Pedigree inference plays an important role in population genetics. Pedigrees, commonly known as family trees, represent genetic relationships between individuals of a family. A pedigree diagram provides a model to compute the inheritance probability for the observed genotype and encodes all possible inheritance options for an allele in an individual. Pedigree reconstruction methods face several challenges. First, there can be an exponential number of possible pedigree graphs, and, second, the number of unknown ancestors can become very large as the height of the pedigree increases.
Our project uses genotype data to reconstruct pedigrees with computational efficiency despite these challenges. Our previous method, IPED, is the only known algorithm scalable to large pedigrees with reasonable accuracy for cases involving both outbreeding and inbreeding. IPED starts from extant individuals and reconstructs the pedigree generation by generation backwards in time. For each generation, IPED predicts the pairwise relationships between the individuals at the current generation and create parents for them according to their relationships.
Existing methods, including IPED, only consider pedigrees with simple structure; they cannot handle populations where, for example, two children share only one parent. To improve pedigree reconstruction when populations have complex structure, we proposed the novel method IPED2. Our approach uses a new statistical test to detect half-sibling relationships and a new graph-based algorithm to reconstruct the pedigree when half-siblings are allowed.
In order to test the performance of our method on complicated pedigrees, we use simulated pedigrees with different parameter settings and, instead of genotype data, we simulate haplotypes
directly. Our experiments show that IPED2 outperforms IPED and two other existing approaches for cases where there are half-siblings.
To our knowledge, this is the first method that can, using just genotype data, reconstruct pedigrees with half-siblings and inbreeding. IPED2 is also scalable to large pedigrees. In future work, we would like to consider additional genetic actions, such as insertion, deletion, and replacement, to resolve the conflicts. We also plan to refine IPED2 to consider cases where genotypes of ancestral individuals are known and where genotypes of extant individuals that are not on the lowest generations are known.
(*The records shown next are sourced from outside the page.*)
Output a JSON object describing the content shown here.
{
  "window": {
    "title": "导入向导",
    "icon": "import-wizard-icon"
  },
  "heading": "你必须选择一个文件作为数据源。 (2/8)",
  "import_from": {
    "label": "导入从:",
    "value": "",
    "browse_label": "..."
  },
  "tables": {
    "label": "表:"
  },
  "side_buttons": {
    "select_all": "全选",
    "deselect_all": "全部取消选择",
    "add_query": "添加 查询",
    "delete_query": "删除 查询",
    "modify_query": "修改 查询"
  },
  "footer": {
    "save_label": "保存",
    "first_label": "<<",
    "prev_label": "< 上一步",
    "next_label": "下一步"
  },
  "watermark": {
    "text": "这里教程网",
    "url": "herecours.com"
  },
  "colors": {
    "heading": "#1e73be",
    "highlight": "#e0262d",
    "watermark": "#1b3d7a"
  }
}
For more information, see our paper, which is available for download through Bioinformatics: http://ieeexplore.ieee.org/abstract/document/7888513/.
In addition, the open source implementation of IPED2, which was developed by Dan He, is freely available for download at http://genetics.cs.ucla.edu/Dan/Software/IPED2.html.
The full citation to our paper is:
He, D., Wang, Z., Parida, L. and Eskin, E., 2017. IPED2: Inheritance path based pedigree reconstruction algorithm for complicated pedigrees. IEEE/ACM Transactions on Computational Biology and Bioinformatics.